Commonwealth v. Bilger6/27/2002
1 This is an appeal from a judgment of sentence imposed upon Appellant after he was convicted, in a bench trial, on counts of possession of marijuana and possession of drug paraphernalia. Appellant raises one question for appellate review, did not the lower court err in denying Appellant's motion to suppress the marijuana pipe and marijuana seized subsequent to an unlawful custodial detention and arrest by a non-uniformed Pennsylvania State Police Trooper? We quash.
2 On July 7, 2000, a vehicle was pulled over by Pennsylvania State Police Trooper Douglas Howell on Route 78 in Berks County. Trooper Howell effectuated the stop after observing, in his estimation, the vehicle being driven in violation of several Motor Vehicle Code sections.
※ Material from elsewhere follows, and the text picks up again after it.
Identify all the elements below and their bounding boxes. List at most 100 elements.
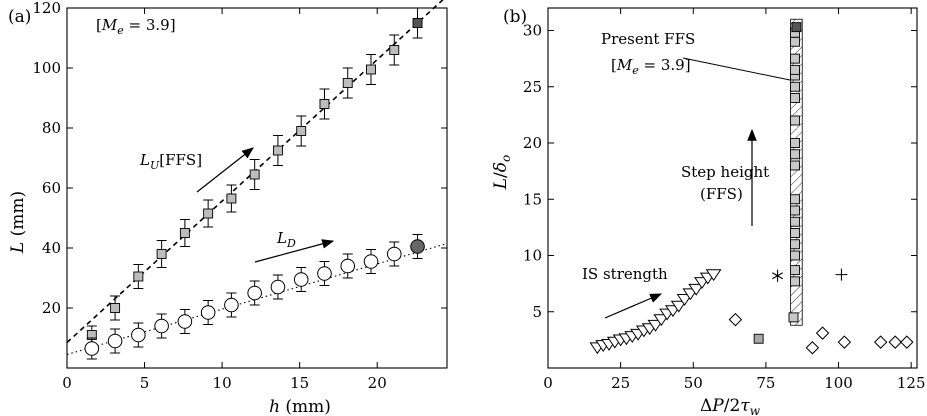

Upon engaging the vehicle's driver, Appellant herein, in conversation, and upon observing a pipe on Appellant's lap, Trooper Howell suspected Appellant to be at least in possession of marijuana, if not under the influence of that same controlled substance. In response to Trooper Howell's inquiry, Appellant indicated that there was marijuana under the floor mats. Appellant was then placed in handcuffs and a quantity of a green, leafy, substance, later testing positive as marijuana, was retrieved from underneath the floor mats. Appellant was subsequently taken to the Police Barracks and charged, by criminal complaint, with a variety of possession and motor vehicle violation charges, including driving under the influence . After a preliminary hearing all charges were bound over to court. On October 6, 2000, a criminal information was filed setting forth the charges against Appellant.
3 On December 7, 2000, in response to the criminal information, Appellant filed an omnibus pre-trial motion seeking suppression of the marijuana and pipe. Appellant's suppression motion was heard on February 16, 2001, immediately following a pre-trial hearing which found the Commonwealth withdrawing the various motor vehicle code violations, including the charge of driving under the influence . On March 23, 2001, the court denied Appellant's motion to suppress. A bench trial commenced on May 11, 2001, and was decided upon stipulated facts. At the completion of the trial Appellant was convicted of possession of marijuana, 30 grams or less, and possession of drug paraphernalia. On the same day, Appellant was sentenced to twelve months probation. On May 22, 2001, Appellant filed a single document containing motions for new trial, arrest of judgment and judgment of acquittal (hereinafter, "post-sentence motions"). On May 24, 2001, the court denied Appellant's post-sentence motions. On June 19, 2001, Appellant filed the present appeal.
4 Before we address the merits of Appellant's appeal, we must address a question of our jurisdiction to entertain the appeal. As the chronological history set forth above reveals, Appellant filed post-sentence motions on May 22, 2001, eleven days after entry of his judgment of sentence on May 11, 2001. Pennsylvania Rule of Criminal Procedure 720 allows ten days for the filing of a post-trial motion. The Rule reads:
RULE 720. POST-SENTENCE PROCEDURES; APPEAL
(A) TIMING.
(1) Except as provided in paragraph (D), a written post-sentence motion shall be filed no later than 10 days after imposition of sentence.
Since Appellant's post-sentence motions were not filed within ten days, they were untimely under 720(A)(1). Nevertheless, despite their untimeliness, the court "denied" Appellant's post-trial motions on May 24, 2001 without any reference to the fact that they were untimely. Ostensibly, then, the dismissal was based upon the merits of the post-sentence motions.